DIVINING RAIN
Friday, June 15, 2018 at 09:27AM
Esther Blumenfeld

Sometimes, I have the bad habit of skimming through a newspaper article rather than reading it in depth. Admittedly, this practice can give me the essence of a story, but it can also get me into trouble. The heading, “Monsoon Start Is On The Horizon,” got my attention, especially since Tucson has had no significant rainfall since the end of February.

I scanned the article until I came to the paragraph about storms that bring dry lightening and  shaggy clouds that contain Viagra. “Wow!” I thought, “So that’s where the name of the male enhancement medication came from—a rain that evaporates before it hits the ground.” Then I read, “This  part of the season is super dicey.”

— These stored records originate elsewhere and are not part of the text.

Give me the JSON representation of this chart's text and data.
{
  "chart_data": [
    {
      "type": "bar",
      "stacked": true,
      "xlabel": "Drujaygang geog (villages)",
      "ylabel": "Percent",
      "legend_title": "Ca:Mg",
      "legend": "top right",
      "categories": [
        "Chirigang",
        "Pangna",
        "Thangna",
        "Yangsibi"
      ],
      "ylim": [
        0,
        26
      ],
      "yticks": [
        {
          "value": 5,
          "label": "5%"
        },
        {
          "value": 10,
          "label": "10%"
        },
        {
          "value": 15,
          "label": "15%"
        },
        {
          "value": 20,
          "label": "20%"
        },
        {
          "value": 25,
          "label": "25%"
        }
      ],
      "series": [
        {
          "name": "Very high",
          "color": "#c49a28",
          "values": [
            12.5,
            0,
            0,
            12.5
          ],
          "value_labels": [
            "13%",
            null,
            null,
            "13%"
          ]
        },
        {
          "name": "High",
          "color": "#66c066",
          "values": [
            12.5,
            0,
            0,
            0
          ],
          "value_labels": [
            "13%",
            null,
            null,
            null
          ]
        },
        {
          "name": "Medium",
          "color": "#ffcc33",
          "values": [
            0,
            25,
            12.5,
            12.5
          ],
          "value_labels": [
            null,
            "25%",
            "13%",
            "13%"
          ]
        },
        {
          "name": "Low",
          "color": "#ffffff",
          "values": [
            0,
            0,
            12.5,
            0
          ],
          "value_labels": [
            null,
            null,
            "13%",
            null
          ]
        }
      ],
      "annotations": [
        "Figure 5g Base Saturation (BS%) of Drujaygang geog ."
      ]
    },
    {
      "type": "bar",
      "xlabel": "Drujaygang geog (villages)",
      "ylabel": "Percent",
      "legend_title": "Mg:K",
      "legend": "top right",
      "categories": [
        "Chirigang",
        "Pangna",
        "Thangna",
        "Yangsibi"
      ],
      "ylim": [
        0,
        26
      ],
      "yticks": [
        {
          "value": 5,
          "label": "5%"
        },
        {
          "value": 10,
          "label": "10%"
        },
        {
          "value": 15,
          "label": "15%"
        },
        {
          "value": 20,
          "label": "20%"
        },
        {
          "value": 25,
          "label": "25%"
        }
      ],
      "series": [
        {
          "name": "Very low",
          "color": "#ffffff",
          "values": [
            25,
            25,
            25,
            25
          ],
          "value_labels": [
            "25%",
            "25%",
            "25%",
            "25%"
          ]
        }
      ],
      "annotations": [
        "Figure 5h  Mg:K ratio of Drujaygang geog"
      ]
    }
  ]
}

Okay, “super dicey” got to me, and then I decided to go back and read the entire article carefully. It was then that I discovered that shaggy clouds contain “Virga”—-not Viagra. I was glad that I had read more carefully before embarrassing myself with a dumber than usual question aimed at my son, the former meteorologist.

One has to be so careful with information, because it doesn’t take too much to get it wrong. For instance, a gynecologist once told me that a young bride wanted information about ovation. The doctor said, “I think you mean ovulation. The ovation comes later.”

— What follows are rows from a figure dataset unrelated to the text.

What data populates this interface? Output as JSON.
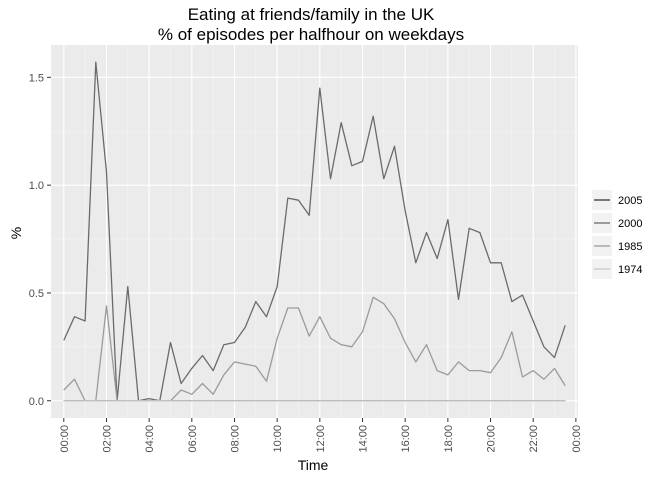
{
  "chart_data": {
    "type": "line",
    "title": "Eating at friends/family in the UK",
    "subtitle": "% of episodes per halfhour on weekdays",
    "xlabel": "Time",
    "ylabel": "%",
    "x_tick_labels": [
      "00:00",
      "02:00",
      "04:00",
      "06:00",
      "08:00",
      "10:00",
      "12:00",
      "14:00",
      "16:00",
      "18:00",
      "20:00",
      "22:00",
      "00:00"
    ],
    "y_ticks": [
      0.0,
      0.5,
      1.0,
      1.5
    ],
    "y_tick_labels": [
      "0.0",
      "0.5",
      "1.0",
      "1.5"
    ],
    "ylim": [
      -0.08,
      1.65
    ],
    "xlim_halfhours": [
      -1.2,
      48.2
    ],
    "grid": true,
    "legend_position": "right",
    "x": [
      0,
      0.5,
      1,
      1.5,
      2,
      2.5,
      3,
      3.5,
      4,
      4.5,
      5,
      5.5,
      6,
      6.5,
      7,
      7.5,
      8,
      8.5,
      9,
      9.5,
      10,
      10.5,
      11,
      11.5,
      12,
      12.5,
      13,
      13.5,
      14,
      14.5,
      15,
      15.5,
      16,
      16.5,
      17,
      17.5,
      18,
      18.5,
      19,
      19.5,
      20,
      20.5,
      21,
      21.5,
      22,
      22.5,
      23,
      23.5
    ],
    "series": [
      {
        "name": "2005",
        "color": "#3a3a3a",
        "values": [
          0,
          0,
          0,
          0,
          0,
          0,
          0,
          0,
          0,
          0,
          0,
          0,
          0,
          0,
          0,
          0,
          0,
          0,
          0,
          0,
          0,
          0,
          0,
          0,
          0,
          0,
          0,
          0,
          0,
          0,
          0,
          0,
          0,
          0,
          0,
          0,
          0,
          0,
          0,
          0,
          0,
          0,
          0,
          0,
          0,
          0,
          0,
          0
        ]
      },
      {
        "name": "2000",
        "color": "#6b6b6b",
        "values": [
          0.28,
          0.39,
          0.37,
          1.57,
          1.06,
          0.0,
          0.53,
          0.0,
          0.01,
          0.0,
          0.27,
          0.08,
          0.15,
          0.21,
          0.14,
          0.26,
          0.27,
          0.34,
          0.46,
          0.39,
          0.53,
          0.94,
          0.93,
          0.86,
          1.45,
          1.03,
          1.29,
          1.09,
          1.11,
          1.32,
          1.03,
          1.18,
          0.88,
          0.64,
          0.78,
          0.66,
          0.84,
          0.47,
          0.8,
          0.78,
          0.64,
          0.64,
          0.46,
          0.49,
          0.37,
          0.25,
          0.2,
          0.35
        ]
      },
      {
        "name": "1985",
        "color": "#9b9b9b",
        "values": [
          0.05,
          0.1,
          0.0,
          0.0,
          0.44,
          0.0,
          0.0,
          0.0,
          0.0,
          0.0,
          0.0,
          0.05,
          0.03,
          0.08,
          0.03,
          0.12,
          0.18,
          0.17,
          0.16,
          0.09,
          0.29,
          0.43,
          0.43,
          0.3,
          0.39,
          0.29,
          0.26,
          0.25,
          0.32,
          0.48,
          0.45,
          0.38,
          0.27,
          0.18,
          0.26,
          0.14,
          0.12,
          0.18,
          0.14,
          0.14,
          0.13,
          0.2,
          0.32,
          0.11,
          0.14,
          0.1,
          0.15,
          0.07
        ]
      },
      {
        "name": "1974",
        "color": "#c8c8c8",
        "values": [
          0,
          0,
          0,
          0,
          0,
          0,
          0,
          0,
          0,
          0,
          0,
          0,
          0,
          0,
          0,
          0,
          0,
          0,
          0,
          0,
          0,
          0,
          0,
          0,
          0,
          0,
          0,
          0,
          0,
          0,
          0,
          0,
          0,
          0,
          0,
          0,
          0,
          0,
          0,
          0,
          0,
          0,
          0,
          0,
          0,
          0,
          0,
          0
        ]
      }
    ]
  },
  "colors": {
    "panel_background": "#ebebeb",
    "grid_major": "#ffffff",
    "grid_minor": "#f5f5f5",
    "legend_key_background": "#f2f2f2"
  }
}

However, misunderstandings aren’t always the fault of the recipient  but rather the fault of the person who is supplying the information. For instance, when shopping for an item, a little price sticker will announce “50% off.”  That looks really good until the shopper sees that the smaller print underneath informs the customer that it is 50% off the second item—- if you buy two of them.

The worst offenders are still the pharmaceutical companies recommending their products on television. The drugs they push inform the public that everyone needs the medication they are touting, because they will cure ailments most of us have never even heard of. Then the small print disclaimers zoom by at the bottom of the screen advising that, “This product has not been approved by the FDA.” Or,  “Individual Results May Vary.”  If you can read the speeding, tiny message it might say, “ Call your doctor if you get a rash, your tongue swells and hangs down to your knees, or you feel that  Kenny G’s saxophone is stuck into one of your ears.

Granted, there are miracle cures in the works for almost everything. Maybe, if atmospheric scientists try seeding the clouds with Viagra, it just might work! After all, the magazine PHARMACY TIMES says that the name, Viagra comes from “vitality, virility and vigor and it rhymes with Niagra (force and endurance).”

Niagra Falls has lots of water. So, I figure a little seeding here, and a little seeding there, couldn’t hurt. If it rains, I will definitely give the sky a heartfelt ovation.